A particularly poignant scene of this incremental loss occurs midway through on a visit to her father at his latest nursing home. Sandra has brought along a selection of Georg’s CDs. She plays the one she knows to be his favorite: Schubert’s Sonata in “A major, D. 959." (Incidentally written during the last months of the composer’s life in 1828 and often understood as highly personal and autobiographical). Then, suddenly, the unexpected happens. Her father has lost his taste for the piece and requests something less complex. Greggory captures Benson’s Syndrome succinctly with understated grace. With his affecting work grounding us in every scene, Sandra is immediately dumbfounded by his unexpected choice.
These sudden adjustments cause Sandra to question how well she even knows her dad. While relocating her father's lifelong collection of philosophy books to a family friend’s, she tells her daughter Linn that his books make a more accurate portrait of the man than the shell he’s become. It’s striking that even as we live, facing our shrinking vitality, the items we work with may define us better than our living bodies do. Again, something seemingly quite un-American in sentiment. Identity is considered permanent and immutable. But perhaps, this moment is a deeper inkling of the distance between Sandra and her dad. She would rather be with his books than the man himself as he changes before her eyes. His books represent the man she has known all her life. The living man is a stranger.
One Fine Morning is a personal film from writer/director Mia Hansen-Løve. She appeared at the screening in a one-minute interview preceding the film, talking about writing this story from her own experiences dealing with a loved one degenerating before her eyes. As such, it’s understandable that the film treats its subject delicately, favoring to steer clear of darker territory. She states that she wanted to write the film while still going through the events, as they were fresh in her mind rather than waiting. This perhaps justifies the simplistic plot and her reluctance to test out more devastating events that would push our protagonist further were it a more plot-centric genre film.

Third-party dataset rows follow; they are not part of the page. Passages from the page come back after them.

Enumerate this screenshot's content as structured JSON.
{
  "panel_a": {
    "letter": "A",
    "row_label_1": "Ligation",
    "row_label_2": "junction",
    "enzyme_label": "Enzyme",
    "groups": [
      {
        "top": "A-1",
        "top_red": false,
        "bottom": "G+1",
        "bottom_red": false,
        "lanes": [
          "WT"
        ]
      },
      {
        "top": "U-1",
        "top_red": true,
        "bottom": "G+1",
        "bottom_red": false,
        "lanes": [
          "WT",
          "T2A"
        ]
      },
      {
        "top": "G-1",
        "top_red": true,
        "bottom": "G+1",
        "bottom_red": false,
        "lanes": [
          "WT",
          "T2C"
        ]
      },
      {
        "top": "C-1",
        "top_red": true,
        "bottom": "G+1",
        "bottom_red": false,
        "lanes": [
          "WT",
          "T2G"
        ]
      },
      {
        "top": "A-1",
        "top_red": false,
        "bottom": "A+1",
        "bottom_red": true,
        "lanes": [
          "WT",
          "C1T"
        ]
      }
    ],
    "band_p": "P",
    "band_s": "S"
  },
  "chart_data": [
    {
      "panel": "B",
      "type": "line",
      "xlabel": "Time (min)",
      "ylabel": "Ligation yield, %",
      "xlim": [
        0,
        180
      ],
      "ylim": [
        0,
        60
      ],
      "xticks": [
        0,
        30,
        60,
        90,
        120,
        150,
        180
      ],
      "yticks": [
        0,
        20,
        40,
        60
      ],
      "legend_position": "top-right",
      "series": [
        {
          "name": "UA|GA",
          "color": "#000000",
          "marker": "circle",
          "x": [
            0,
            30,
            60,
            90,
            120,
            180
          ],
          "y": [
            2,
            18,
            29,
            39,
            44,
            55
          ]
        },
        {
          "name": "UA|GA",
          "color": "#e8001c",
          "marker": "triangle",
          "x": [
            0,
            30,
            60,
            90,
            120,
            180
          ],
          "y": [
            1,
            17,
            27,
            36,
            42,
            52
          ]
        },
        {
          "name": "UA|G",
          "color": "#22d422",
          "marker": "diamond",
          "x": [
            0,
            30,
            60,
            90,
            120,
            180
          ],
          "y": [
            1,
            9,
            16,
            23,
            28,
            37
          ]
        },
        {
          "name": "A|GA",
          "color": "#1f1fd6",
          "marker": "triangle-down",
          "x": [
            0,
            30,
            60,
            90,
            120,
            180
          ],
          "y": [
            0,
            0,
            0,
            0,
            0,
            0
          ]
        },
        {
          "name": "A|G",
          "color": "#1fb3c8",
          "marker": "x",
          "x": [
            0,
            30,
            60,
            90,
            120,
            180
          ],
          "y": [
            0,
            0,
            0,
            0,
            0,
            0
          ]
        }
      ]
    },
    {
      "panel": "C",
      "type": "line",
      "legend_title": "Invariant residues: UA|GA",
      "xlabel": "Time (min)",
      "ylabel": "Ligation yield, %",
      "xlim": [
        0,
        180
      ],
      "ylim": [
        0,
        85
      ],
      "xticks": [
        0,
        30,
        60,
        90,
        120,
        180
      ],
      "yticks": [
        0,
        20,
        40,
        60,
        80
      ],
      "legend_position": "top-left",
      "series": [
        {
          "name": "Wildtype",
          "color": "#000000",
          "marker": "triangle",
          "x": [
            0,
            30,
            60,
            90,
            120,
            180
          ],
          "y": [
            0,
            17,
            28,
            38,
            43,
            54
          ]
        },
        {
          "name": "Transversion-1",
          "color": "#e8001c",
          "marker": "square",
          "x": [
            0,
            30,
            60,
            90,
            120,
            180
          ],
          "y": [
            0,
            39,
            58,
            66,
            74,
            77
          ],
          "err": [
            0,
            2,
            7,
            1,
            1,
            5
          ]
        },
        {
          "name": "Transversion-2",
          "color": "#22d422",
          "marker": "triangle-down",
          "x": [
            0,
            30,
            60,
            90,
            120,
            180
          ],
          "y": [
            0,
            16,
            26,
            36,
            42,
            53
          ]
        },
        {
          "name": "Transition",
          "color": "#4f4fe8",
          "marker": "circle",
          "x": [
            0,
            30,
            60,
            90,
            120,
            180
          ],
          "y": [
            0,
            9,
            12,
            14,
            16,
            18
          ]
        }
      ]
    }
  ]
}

On the strength of Seydoux’s performance, with its evocations around aging, One Fine Morning is an emotionally fulfilling watch as long as you’re willing to forego traditional narrative hooks. Despite my frustrations around the film’s low-key approach and its shortcuts to foreground romance, its ability to provide solace through life well observed is affecting. Existing on the exceptionally vulnerable performance of Seydoux, who manages to eschew her glamour and pass as a grounded woman next door, this film successfully emulates life. It’s helpful to keep in mind the aesthetic of the film as autobiographical, which seeks to hold a mirror up to life without refracting it. With that in mind, this film presents an antidote to overwrought storytelling.